06/11/2004 12:00 am EST
"Remarkably, some stocks have actually managed to thrive in an environment of stronger economic growth countered by rising interest rates," says James Stack, editor of InvesTech Market Analyst. "This is the case with Automatic Data, our latest featured stock. Here's his review.
"Automatic Data Processing (ADP NYSE) has provided consistent growth since we added it last year, but it is particularly timely under the current circumstances. The investment philosophy at InvesTech Research and Stack Financial Management is centered on the goal of building wealth in a prudent and patient fashion. We would rather pay a fair price for a superior business than a great price for a mediocre business. By almost any measurement, ADP is a superior business franchise. Because the primary catalyst for purchasing this security was an improvement in the US employment picture, we thought it was a timely opportunity to highlight the company. In addition, ADP is in the enviable position of having higher interest rates actually benefit part of their business.
"ADP is the nation’s largest payroll and tax filing processor with about 450,000 accounts. Among employers of 5,000 or more employees that outsource payroll management, the company holds a 70% market share. As part of its payroll services, ADP collects funds for federal, state, and local employment taxes from clients before remitting the funds to the appropriate parties and tax agencies. The company receives interest during the interval between receipt and disbursement of these funds by investing the funds in fixed-income instruments. The "float" has averaged approximately $8.5 billion over the past three years.

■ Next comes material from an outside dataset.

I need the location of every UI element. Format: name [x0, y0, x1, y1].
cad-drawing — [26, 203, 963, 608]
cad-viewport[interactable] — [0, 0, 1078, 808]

"Besides having a virtual monopoly in its core businesses, creating what Warren Buffett describes as a "wide moat" to protect the business from competition, ADP has a sterling balance sheet. The company has more than $1.2 billion in cash and just $82 million in long-term debt, and is one of only seven US companies outside the financial sector to hold a AAA credit rating. The competitive advantage generated by their controlling market share has translated into high returns on equity and strong operating cash flow growth. For the past five-year period, ROE has averaged 20% and cash flow has grown at an annual rate of 16.3%. The positive attributes of the company and the realization of the primary catalyst have not gone unnoticed by the market.
"Not withstanding that selected valuation measures for the stock are significantly higher than the market average, we feel that there are further profits to be realized given ADP’s unique financial and operating qualities. In a perverse fashion, the US equity market rewarded the riskiest securities in 2003; shares with the lowest quality ratings from Standard and Poor’s rose by 81% last year. It seems both likely and logical that superior returns in 2004-2005 will be focused on those issues with top-tier financials and predictable revenue growth, like ADP, as we expect the "flight to quality" and risk aversion to continue over the next six-12 months."